Jennifer Shaw was nine months pregnant and due in less than a week when Hurricane Katrina blew into the Gulf. Hurricane Story is a depiction of her family’s evacuation experience – the birth, the travels and the return home to a destroyed city. Jennifer created a narrative series of photographs using small toys that illustrate her experiences and emotional state during her time in exile.
In his series, One Block, Dave Anderson follows the reconstruction of a single New Orleans block from 2006 to 2010 in the wake of Hurricane Katrina, delivering a powerful portrait of the storm’s ongoing physical and psychological impact on the city and its residents. Using portraiture, still lifes, and abstract images, Dave Anderson documents the evolution of both the street and its houses as residents rebuild, exploring the very nature of community while testing its resilience.
BIOS
Wyatt Gallery is an American photographer who has received numerous awards, such as the Fulbright Fellowship, the PDN 30, and 25 Under 25, Up and Coming American Photographers by Duke University. His photographs have been exhibited throughout the U.S. and are in major private and public collections such as the Museum of Fine Arts, Houston, the George Eastman House, and American Express. He was an adjunct Professor at the University of Pennsylvania and has been published in the New York Times, Geo Saison, Esquire, Mother Jones, and Newsweek, amongst other international publications.

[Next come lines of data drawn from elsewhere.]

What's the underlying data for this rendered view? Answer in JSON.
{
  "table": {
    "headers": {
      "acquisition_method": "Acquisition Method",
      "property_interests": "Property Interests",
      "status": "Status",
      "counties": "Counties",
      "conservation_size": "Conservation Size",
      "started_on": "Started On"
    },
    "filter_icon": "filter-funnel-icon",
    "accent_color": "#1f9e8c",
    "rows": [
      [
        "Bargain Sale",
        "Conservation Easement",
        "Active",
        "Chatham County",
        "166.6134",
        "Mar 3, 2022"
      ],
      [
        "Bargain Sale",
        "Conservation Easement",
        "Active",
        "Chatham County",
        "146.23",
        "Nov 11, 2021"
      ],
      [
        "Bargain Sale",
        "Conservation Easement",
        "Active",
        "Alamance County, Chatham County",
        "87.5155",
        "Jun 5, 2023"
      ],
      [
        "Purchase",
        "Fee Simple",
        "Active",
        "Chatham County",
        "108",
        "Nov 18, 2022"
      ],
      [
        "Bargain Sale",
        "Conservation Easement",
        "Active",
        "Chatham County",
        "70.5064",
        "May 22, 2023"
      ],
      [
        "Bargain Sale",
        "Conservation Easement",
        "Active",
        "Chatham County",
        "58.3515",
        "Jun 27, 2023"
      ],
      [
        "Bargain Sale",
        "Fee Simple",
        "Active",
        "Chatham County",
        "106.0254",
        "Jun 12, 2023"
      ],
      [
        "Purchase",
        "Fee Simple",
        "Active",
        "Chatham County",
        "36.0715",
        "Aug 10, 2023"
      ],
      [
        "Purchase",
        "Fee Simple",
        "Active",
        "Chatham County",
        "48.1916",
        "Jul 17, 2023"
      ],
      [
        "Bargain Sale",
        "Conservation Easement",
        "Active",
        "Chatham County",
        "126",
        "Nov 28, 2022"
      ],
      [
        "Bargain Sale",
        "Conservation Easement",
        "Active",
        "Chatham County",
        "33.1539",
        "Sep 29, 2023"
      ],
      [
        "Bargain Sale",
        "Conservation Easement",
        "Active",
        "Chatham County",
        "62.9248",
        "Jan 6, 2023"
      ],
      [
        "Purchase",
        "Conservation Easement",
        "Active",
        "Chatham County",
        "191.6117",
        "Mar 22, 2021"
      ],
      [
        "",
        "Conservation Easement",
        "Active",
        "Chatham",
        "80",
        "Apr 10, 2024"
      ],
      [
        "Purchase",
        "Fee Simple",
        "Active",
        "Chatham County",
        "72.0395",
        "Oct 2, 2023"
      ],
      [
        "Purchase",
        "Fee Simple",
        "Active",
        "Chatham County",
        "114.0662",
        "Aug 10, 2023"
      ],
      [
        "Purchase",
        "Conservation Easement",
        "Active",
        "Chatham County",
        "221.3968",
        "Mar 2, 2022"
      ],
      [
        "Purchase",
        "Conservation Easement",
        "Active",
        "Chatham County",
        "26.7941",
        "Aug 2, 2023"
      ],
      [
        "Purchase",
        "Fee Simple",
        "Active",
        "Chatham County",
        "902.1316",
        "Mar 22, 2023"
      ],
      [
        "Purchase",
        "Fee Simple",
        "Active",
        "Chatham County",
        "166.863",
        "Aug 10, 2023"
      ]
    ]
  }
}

Jennifer Shaw is a fine art photographer who lives and works in New Orleans, Louisiana. She received her BFA from the Rhode Island School of Design in 1994. She teaches the disappearing art of darkroom photography at the Louise S. McGehee School and works as a freelance photographer, with a concentration on her personal work and custom portraiture. She was a founding officer and board member of the New Orleans Photo Alliance, where she continues to serve as coordinator of the annual PhotoNOLA festival. Jennifer’s photographs have been featured in B&W Magazine, Shots, Light Leaks Magazine and The Sun. Her work has been exhibited internationally, and is held in both private and public collections, including the Huntsville Museum of Art, the New Orleans Museum of Art and the Ogden Museum of Southern Art. Her work is included in the book and travelling exhibition: Before During After: Louisiana Photographers Respond to Katrina.
Dave Anderson has been recognized as “one of the shooting stars of the American photo scene” by Germany’s fotoMAGAZIN and named a “Rising Star” by Photo District News. His project Rough Beauty was the winner of the 2005 National Project Competition awarded by Center, Santa Fe and was published with an essay by Anne Wilkes Tucker. Vince Aletti of the New Yorker has called his work “as clear-eyed and unsentimental as it is soulful and sympathetic.” Anderson’s work has been featured in magazines from Esquire to Stern and can be found in the collections of the Museum of Fine Arts, Houston; the Ogden Museum of Southern Art, New Orleans; the Musée de la Photographie, Charleroi; and the Corcoran Gallery of Art, Washington, D.C.